6. U.S. School Districts
School districts are a lucrative target for hackers due to the volume of PII on their networks and limited security resources. Moreover, as EdTech tools gain traction, software supply chains have become a favored attack vector.
For example, a 2022 attack on Illuminate Education, a leading provider of student-tracking software, resulted in data breaches at the nation’s two largest school systems – New York City Public Schools and Los Angeles Unified School District – and countless more. The same year, 495,000 student records at Chicago Public Schools were exposed as a result of an attack on a third-party provider.
Mitigating third-party risk is critical (yet undervalued)
These and other third-party data breaches demonstrate the importance of managing third-party risks.
Yet, the KPMG study found that 61% of businesses underestimate the importance of TRPM. They also struggle to maintain a fit for purpose operating model, citing two key reasons:
- Technology investments fail to provide visibility into third-party risk.
- The challenge of limited resources makes it hard to understand and mitigate third-party risk at scale – across hundreds, if not thousands, of vendors.

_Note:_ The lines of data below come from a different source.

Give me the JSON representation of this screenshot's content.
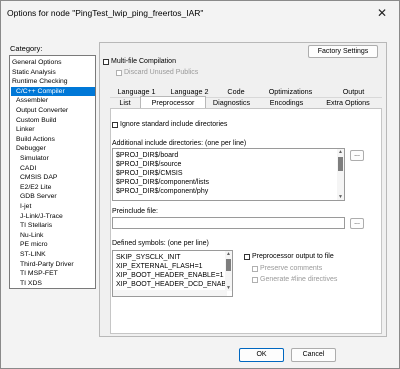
{
  "window": {
    "title": "Options for node \"PingTest_lwip_ping_freertos_IAR\"",
    "close_glyph": "✕"
  },
  "category": {
    "label": "Category:",
    "items": [
      {
        "text": "General Options",
        "indent": 0
      },
      {
        "text": "Static Analysis",
        "indent": 0
      },
      {
        "text": "Runtime Checking",
        "indent": 0
      },
      {
        "text": "C/C++ Compiler",
        "indent": 1,
        "selected": true
      },
      {
        "text": "Assembler",
        "indent": 1
      },
      {
        "text": "Output Converter",
        "indent": 1
      },
      {
        "text": "Custom Build",
        "indent": 1
      },
      {
        "text": "Linker",
        "indent": 1
      },
      {
        "text": "Build Actions",
        "indent": 1
      },
      {
        "text": "Debugger",
        "indent": 1
      },
      {
        "text": "Simulator",
        "indent": 2
      },
      {
        "text": "CADI",
        "indent": 2
      },
      {
        "text": "CMSIS DAP",
        "indent": 2
      },
      {
        "text": "E2/E2 Lite",
        "indent": 2
      },
      {
        "text": "GDB Server",
        "indent": 2
      },
      {
        "text": "I-jet",
        "indent": 2
      },
      {
        "text": "J-Link/J-Trace",
        "indent": 2
      },
      {
        "text": "TI Stellaris",
        "indent": 2
      },
      {
        "text": "Nu-Link",
        "indent": 2
      },
      {
        "text": "PE micro",
        "indent": 2
      },
      {
        "text": "ST-LINK",
        "indent": 2
      },
      {
        "text": "Third-Party Driver",
        "indent": 2
      },
      {
        "text": "TI MSP-FET",
        "indent": 2
      },
      {
        "text": "TI XDS",
        "indent": 2
      }
    ]
  },
  "panel": {
    "factory_settings": "Factory Settings",
    "multifile": "Multi-file Compilation",
    "discard": "Discard Unused Publics",
    "tabs_row1": [
      "Language 1",
      "Language 2",
      "Code",
      "Optimizations",
      "Output"
    ],
    "tabs_row2": [
      "List",
      "Preprocessor",
      "Diagnostics",
      "Encodings",
      "Extra Options"
    ],
    "active_tab": "Preprocessor",
    "ignore_std": "Ignore standard include directories",
    "include_label": "Additional include directories: (one per line)",
    "include_dirs": [
      "$PROJ_DIR$/board",
      "$PROJ_DIR$/source",
      "$PROJ_DIR$/CMSIS",
      "$PROJ_DIR$/component/lists",
      "$PROJ_DIR$/component/phy"
    ],
    "browse": "...",
    "preinclude_label": "Preinclude file:",
    "preinclude_value": "",
    "defined_label": "Defined symbols: (one per line)",
    "defined_symbols": [
      "SKIP_SYSCLK_INIT",
      "XIP_EXTERNAL_FLASH=1",
      "XIP_BOOT_HEADER_ENABLE=1",
      "XIP_BOOT_HEADER_DCD_ENABL"
    ],
    "pp_output": "Preprocessor output to file",
    "preserve_comments": "Preserve comments",
    "generate_line": "Generate #line directives"
  },
  "buttons": {
    "ok": "OK",
    "cancel": "Cancel"
  }
}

Indeed, most businesses accept that it was luck, not their TPRM programs, that helped them avoid a major third-party data breach in the past few years.
How BitSight can help
As your vendor portfolio grows (most businesses work with an average of 1,000 suppliers), you need a way to scale your TPRM program while reducing the burden on security and risk management teams.
Below are some must-haves that can help you do this, regardless of the maturity of your TPRM program:
- Tier vendors or suppliers: It is not necessary to analyze each vendor in the same depth. Given limited time and resources, pay attention to those third parties that a) provide the most critical services, and b) have access to systems and sensitive data. Our tier recommender service can aid in grouping your vendors based on their risk and criticality to your business. As your TPRM program matures, you can expand its scope to cover a broader range of third parties and additional risk areas.
- Set vendor risk tolerance thresholds: BitSight’s data insights make it easy to establish an acceptable risk threshold a supplier must achieve to be considered a potential partner – and then measure them against it.
- Continuously and automatically monitor the security postures of third parties: With BitSight for TPRM, you’ll get dashboard views into the cyber health of each supplier (during due diligence and over the lifetime of the contract) and automatic alerts the moment risk is discovered.
- Collaborate with partners to reduce risk and exposure: To ensure rapid triage, share BitSight’s findings with your vendors so they can view hidden risk in their networks.
- Extend cyber risk insights to fourth parties: Because risk can quickly cascade across the supply chain, use BitSight for Fourth-Party Risk Management for an unprecedented view into security vulnerabilities across your entire vendor ecosystem.
- Unify vendor data and assessments: Organize vendor security and risk management data in a unified tool. For instance, BitSight Vendor Risk Management (VRM) spans all aspects of VRM with one fully integrated solution. You can make informed decisions about where to prioritize resources without needing to jump between disparate tools.
These best practices don't have to be standalone. You can automate third-party assessment, validation, vulnerability detection, and reporting at scale with an end-to-end TPRM solution that integrates with your existing vendor risk management tools, so you always stay on top of threats.